Effectiveness of Specific Techniques in Behavioral Teacher Training for Childhood ADHD Behaviors: Secondary Analyses of a Randomized Controlled Microtrial

Tijdschrift:
Research on Child and Adolescent Psychopathology
Auteurs:
Anouck I. Staff, Saskia van der Oord, Jaap Oosterlaan, Rianne Hornstra, Pieter J. Hoekstra, Barbara J. van den Hoofdakker, Marjolein Luman
Belangrijke opmerkingen

Supplementary Information

The online version contains supplementary material available at https://​doi.​org/​10.​1007/​s10802-021-00892-z.

Publisher's Note

Springer Nature remains neutral with regard to jurisdictional claims in published maps and institutional affiliations.

Abstract

Behavioral teacher training is an effective intervention for children with attention-deficit/hyperactivity disorder (ADHD).

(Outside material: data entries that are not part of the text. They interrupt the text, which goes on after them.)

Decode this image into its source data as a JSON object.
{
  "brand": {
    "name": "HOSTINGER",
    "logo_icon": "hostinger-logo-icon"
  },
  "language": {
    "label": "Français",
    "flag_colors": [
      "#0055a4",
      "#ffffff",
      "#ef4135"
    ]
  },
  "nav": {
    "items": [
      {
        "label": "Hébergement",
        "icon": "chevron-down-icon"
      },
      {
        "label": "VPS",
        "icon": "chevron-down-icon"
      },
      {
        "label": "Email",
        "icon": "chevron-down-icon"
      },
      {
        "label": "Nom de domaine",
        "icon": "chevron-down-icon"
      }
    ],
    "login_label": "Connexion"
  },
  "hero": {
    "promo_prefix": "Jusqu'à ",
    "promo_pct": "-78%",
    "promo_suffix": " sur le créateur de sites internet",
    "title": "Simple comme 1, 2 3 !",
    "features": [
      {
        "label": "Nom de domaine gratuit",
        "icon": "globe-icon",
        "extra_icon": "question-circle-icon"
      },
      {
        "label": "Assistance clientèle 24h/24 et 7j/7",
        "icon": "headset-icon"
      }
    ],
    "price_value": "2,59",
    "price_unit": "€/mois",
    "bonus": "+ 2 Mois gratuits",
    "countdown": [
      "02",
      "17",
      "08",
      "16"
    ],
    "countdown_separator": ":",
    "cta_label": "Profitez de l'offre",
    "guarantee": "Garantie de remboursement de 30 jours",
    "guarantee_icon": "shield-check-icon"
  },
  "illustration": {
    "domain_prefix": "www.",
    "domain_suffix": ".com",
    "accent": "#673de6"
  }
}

Intervention effectiveness may be enhanced by including intervention components that carry the strongest evidence for their effectiveness. A previous article of this group showed that both antecedent- (i.e., stimulus-control) and consequent-based (i.e., contingency management) techniques were highly effective in reducing daily teacher-rated, individually selected problem behaviors in a specific situation of the child. Effects were observed up to three months post intervention. Here, we tested whether effects were also present in teacher-rated and masked DSM-based assessments that comprise the full range of ADHD and oppositional defiant disorder (ODD) symptoms, as well as on teacher-rated impairment. Teachers of 90 children with (subthreshold) ADHD (6–12 years) were randomly assigned to one of three conditions: a short (two sessions), individualized intervention consisting of either a) antecedent-based techniques or b) consequent-based techniques; or c) waitlist. Multilevel analyses showed that both sets of techniques were effective in reducing teacher-rated ADHD symptoms and impairment immediately after the intervention and up to three months later, as compared to waitlist. Masked observations of ADHD behavior were in line with teacher ratings, with effects being most pronounced for inattention. No effects on teacher-rated or masked ODD behavior were found. This study showed that antecedent- and consequent-based techniques were effective in improving classroom ADHD symptoms and impairment. Long-term changes in teacher-rated ADHD are promising. These results extend previous findings and show the potential of short individually tailored interventions in classroom settings as treatment of ADHD symptoms.